ISLAMABAD: With or without the IMF, Pakistan would go for debt restructuring of its foreign loans with bilateral lenders, declared Finance Minister Ishaq Dar on Saturday while unveiling the country’s plan to get breathing space in the wake of dwindling foreign exchange reserves.
The minister said the government did not plan to increase the petroleum development levy beyond Rs50 per litre.
Addressing a post-budget news conference here at the P-Block, Dar ruled out the possibility of debt restructuring of domestic loans, arguing that it was not an appropriate time to do so, being a sovereign state. He said there was a need to learn the way of surviving within means. Had his advice been paid heed a few years back, the country would not have faced the current crisis-like situation. “We cannot print dollars, so debt restructuring from bilateral partners is under consideration. But external loan restructuring from the Paris Club or multilateral donors such as the IMF, World Bank and Asian Development Bank will not be sought at all,” Dar declared.
Accompanied by Minister of State for Finance Dr Aisha Ghous Pasha and other members of the economic team, Ishaq Dar said that there would be no haircuts and the government would not go for reprofiling of loans or get an extension in repayment periods. However, he did not name any bilateral donors. It is relevant to mention here that China’s outstanding foreign loans stand at approximately $27 billion, including $10 billion in bilateral debt, $4 billion in SAFE deposits, $4 billion in currency swap arrangements, $6 billion in commercial loans and others.
Dar claimed that Pakistan did not require restructuring of its domestic debt keeping in view a higher interest rate environment. He said the government was making plans to allow investment into treasury bills by the general public to reduce reliance on banks through different instruments. He said the chances of undertaking the 10th Review of the IMF programme were over, but they were hoping for completion of the 9th Review by June 30, 2023, so that Islamabad might get a tranche of $1.2 billion from the Fund.
The government, he said, sought $2.4 billion from the IMF through the completion of 9th and 10th Reviews at the time of preparation of the budget, and projected it through the budget 2023-24 documents. However, now it seems that the 10th Review might not be possible, so efforts would be made to bridge the financing gap on the external financing front through commercial lending of $3.5 billion.
To a query, Dar said the federal cabinet has no intention of getting an extension in the time-frame of the government tenure and, therefore, the government allocated funds for holding general election in the coming financial year. The coalition partners might have different views about using constitutional provisions to extend the time-frame of the assemblies.
Regarding the delay in receiving $800 million outstanding amount from Etisalat on account of the PTCL privatisation, he said it was a bad deal as 300 properties were required to be transferred in their names out of which 30 to 32 properties have not been transferred so far. The evaluation done by them stood at $776 million, so the remaining amount stood at just $24 million. Now Pakistan has made a request to settle it at $264 million. “Let’s admit we are on a weaker wicket,” he added.
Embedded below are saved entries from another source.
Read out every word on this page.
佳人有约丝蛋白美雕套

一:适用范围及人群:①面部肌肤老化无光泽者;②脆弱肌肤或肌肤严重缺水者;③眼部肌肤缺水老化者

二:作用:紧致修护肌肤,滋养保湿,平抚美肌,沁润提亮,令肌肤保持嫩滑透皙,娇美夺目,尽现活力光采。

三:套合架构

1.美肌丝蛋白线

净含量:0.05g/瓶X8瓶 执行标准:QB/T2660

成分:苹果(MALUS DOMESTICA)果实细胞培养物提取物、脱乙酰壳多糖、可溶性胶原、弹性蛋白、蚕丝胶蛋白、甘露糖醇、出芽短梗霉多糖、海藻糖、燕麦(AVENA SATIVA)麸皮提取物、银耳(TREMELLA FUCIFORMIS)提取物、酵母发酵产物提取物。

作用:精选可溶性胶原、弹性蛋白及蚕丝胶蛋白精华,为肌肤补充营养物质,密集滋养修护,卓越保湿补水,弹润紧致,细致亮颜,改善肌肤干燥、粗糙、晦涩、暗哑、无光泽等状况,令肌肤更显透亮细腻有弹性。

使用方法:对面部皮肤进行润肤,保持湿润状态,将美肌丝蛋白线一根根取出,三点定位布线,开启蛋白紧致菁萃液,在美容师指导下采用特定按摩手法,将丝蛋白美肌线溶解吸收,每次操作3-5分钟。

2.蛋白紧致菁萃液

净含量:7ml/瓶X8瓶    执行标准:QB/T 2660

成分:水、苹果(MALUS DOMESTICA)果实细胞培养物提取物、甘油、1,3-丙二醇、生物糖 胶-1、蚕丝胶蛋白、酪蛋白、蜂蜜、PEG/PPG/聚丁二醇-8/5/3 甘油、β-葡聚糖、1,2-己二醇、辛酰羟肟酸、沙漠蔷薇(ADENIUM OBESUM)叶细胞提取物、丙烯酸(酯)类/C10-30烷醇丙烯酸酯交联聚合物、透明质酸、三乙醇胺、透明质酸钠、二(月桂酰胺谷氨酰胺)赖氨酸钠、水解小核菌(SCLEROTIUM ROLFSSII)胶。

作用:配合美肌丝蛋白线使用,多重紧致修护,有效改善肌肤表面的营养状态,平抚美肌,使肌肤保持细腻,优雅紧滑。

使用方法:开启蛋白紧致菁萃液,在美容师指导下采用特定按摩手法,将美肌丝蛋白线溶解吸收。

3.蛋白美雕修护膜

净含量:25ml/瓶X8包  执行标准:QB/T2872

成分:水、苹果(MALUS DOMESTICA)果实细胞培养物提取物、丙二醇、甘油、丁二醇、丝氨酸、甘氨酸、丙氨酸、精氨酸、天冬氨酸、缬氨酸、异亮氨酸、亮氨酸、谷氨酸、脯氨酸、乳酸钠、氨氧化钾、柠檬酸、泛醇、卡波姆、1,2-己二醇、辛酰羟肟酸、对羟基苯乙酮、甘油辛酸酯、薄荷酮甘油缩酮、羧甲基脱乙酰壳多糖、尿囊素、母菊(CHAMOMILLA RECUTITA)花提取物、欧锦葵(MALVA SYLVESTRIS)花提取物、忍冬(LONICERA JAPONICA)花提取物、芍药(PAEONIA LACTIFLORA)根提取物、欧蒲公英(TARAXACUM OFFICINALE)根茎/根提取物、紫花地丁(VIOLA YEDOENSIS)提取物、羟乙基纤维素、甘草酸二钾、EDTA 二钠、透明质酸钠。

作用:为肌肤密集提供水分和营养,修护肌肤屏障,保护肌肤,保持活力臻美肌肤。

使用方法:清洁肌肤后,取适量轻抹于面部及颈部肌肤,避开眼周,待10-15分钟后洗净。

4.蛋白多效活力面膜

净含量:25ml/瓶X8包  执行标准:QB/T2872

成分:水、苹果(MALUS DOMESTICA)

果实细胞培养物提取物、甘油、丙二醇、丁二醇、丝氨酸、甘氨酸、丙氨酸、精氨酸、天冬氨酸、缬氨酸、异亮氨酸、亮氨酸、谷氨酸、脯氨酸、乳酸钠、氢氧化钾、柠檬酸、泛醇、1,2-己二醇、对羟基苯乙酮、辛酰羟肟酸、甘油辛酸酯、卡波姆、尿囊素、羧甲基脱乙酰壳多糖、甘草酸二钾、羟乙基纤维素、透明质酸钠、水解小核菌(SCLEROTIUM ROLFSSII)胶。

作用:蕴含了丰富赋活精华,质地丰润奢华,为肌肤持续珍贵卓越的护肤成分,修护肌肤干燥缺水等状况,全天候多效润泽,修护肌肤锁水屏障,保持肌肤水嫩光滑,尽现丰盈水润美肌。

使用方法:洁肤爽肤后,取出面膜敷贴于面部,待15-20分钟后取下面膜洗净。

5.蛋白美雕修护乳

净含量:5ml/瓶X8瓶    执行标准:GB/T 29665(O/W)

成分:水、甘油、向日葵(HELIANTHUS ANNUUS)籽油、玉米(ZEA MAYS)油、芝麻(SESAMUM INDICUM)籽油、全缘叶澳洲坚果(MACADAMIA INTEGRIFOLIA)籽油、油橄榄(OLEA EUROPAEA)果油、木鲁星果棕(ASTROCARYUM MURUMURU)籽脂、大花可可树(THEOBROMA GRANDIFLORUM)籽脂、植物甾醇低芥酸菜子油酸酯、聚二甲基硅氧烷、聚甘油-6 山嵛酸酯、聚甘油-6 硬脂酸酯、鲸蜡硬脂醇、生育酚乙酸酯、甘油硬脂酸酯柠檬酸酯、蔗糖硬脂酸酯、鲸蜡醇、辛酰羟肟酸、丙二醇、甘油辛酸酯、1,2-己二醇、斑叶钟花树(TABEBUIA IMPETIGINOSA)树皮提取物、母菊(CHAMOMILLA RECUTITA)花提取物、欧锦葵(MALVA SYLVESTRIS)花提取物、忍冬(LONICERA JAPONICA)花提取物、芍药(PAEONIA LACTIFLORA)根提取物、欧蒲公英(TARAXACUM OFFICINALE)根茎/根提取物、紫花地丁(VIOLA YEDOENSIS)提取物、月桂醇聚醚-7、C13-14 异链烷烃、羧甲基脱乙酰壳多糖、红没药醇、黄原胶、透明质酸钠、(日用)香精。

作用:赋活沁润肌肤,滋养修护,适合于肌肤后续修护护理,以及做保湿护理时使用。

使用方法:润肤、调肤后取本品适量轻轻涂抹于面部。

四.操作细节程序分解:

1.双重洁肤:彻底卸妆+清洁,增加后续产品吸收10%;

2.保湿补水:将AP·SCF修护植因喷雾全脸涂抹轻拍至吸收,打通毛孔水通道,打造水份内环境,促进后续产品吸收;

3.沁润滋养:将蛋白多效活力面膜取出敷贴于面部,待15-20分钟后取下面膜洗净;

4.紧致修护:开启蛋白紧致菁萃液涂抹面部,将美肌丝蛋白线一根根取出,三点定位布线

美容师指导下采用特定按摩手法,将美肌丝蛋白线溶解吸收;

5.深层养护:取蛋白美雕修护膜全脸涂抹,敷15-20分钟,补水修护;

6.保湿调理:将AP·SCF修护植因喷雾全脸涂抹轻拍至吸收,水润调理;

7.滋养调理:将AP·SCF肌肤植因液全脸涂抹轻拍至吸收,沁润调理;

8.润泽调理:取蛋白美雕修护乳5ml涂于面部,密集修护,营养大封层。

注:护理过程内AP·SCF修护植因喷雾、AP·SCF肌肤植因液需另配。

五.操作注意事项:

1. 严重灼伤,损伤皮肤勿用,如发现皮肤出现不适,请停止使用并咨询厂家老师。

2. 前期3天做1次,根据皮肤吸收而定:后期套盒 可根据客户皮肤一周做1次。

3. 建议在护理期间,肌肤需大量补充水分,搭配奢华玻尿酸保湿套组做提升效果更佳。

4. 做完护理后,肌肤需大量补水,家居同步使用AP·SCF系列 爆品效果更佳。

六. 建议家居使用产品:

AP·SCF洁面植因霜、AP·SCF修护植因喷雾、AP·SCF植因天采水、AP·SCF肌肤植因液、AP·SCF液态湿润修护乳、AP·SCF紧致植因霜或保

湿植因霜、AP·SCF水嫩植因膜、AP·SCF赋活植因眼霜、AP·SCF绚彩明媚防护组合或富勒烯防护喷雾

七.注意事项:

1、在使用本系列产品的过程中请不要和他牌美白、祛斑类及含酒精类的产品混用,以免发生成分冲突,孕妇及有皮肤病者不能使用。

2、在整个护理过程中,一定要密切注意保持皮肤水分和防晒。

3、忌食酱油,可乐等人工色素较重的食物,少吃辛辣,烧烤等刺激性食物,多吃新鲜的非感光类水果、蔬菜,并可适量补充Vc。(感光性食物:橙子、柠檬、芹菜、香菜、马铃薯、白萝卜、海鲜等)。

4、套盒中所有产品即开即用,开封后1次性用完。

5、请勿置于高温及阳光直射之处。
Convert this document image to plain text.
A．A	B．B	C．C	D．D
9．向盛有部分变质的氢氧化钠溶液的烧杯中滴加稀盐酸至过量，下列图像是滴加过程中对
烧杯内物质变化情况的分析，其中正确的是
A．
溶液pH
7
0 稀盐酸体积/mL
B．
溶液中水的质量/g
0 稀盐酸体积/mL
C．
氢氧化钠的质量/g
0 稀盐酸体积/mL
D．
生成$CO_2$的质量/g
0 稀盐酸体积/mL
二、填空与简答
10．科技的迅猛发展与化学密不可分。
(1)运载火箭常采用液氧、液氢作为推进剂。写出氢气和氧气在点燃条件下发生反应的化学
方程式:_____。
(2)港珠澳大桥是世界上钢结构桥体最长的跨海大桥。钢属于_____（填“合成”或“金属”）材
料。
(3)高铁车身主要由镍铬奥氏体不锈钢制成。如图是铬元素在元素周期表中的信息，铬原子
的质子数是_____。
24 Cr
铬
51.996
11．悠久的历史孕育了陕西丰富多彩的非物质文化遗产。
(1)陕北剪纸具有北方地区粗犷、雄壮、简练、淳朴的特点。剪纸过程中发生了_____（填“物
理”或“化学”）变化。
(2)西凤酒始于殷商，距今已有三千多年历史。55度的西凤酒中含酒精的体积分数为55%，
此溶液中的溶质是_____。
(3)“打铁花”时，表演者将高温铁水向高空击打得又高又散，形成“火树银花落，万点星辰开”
To another query, he said Pakistan would receive $2 billion in additional deposits from the Kingdom of Saudi Arabia and $1 billion from the UAE and they had even extended assurances to the IMF. There was a Plan B also, and Pakistan would not default at all. He said the government provided ad hoc relief for the salaried class and it would be merged into basic pay when the fiscal space is available in future.
The finance minister said that jacking up remittances limits up to $100,000 from Rs5 million could not be termed an amnesty scheme and argued that the limit was standing at Rs10 million, which was brought down to Rs5 million during the last government tenure. Every businessman raised this issue and argued that the facility got reduced in the wake of devaluation of exchange rate. This limit was aligned with the massive devaluation of the exchange rate, he added. He said that out of total subsidies of Rs1.074 trillion, the government allocated Rs9.7 billion for the power sector and stated that more reforms should be undertaken to fix perpetual cash bleeding.
Dar claimed that the budgetary numbers were realistic and extended all-out support to the FBR when a journalist criticised the performance of the tax collection machinery. “Please bring any contractor who could collect Rs12 trillion, then the FBR will be closed down for one year,” he remarked.
Reuters adds: Bilateral creditors made up $37 billion of Pakistan’s debt in the fiscal year 2021, out of which $23 billion is owed to China, according to an IMF country report released last year. Dar claimed that a projection in the government’s budget for 3.5pc economic growth for the year ending in June 2024 was a “realistic target” and “on the lower side”. He said he was “hopeful” that Pakistan would pass its next IMF review, the country’s ninth, but that he “didn’t think” it would clear reviews beyond that.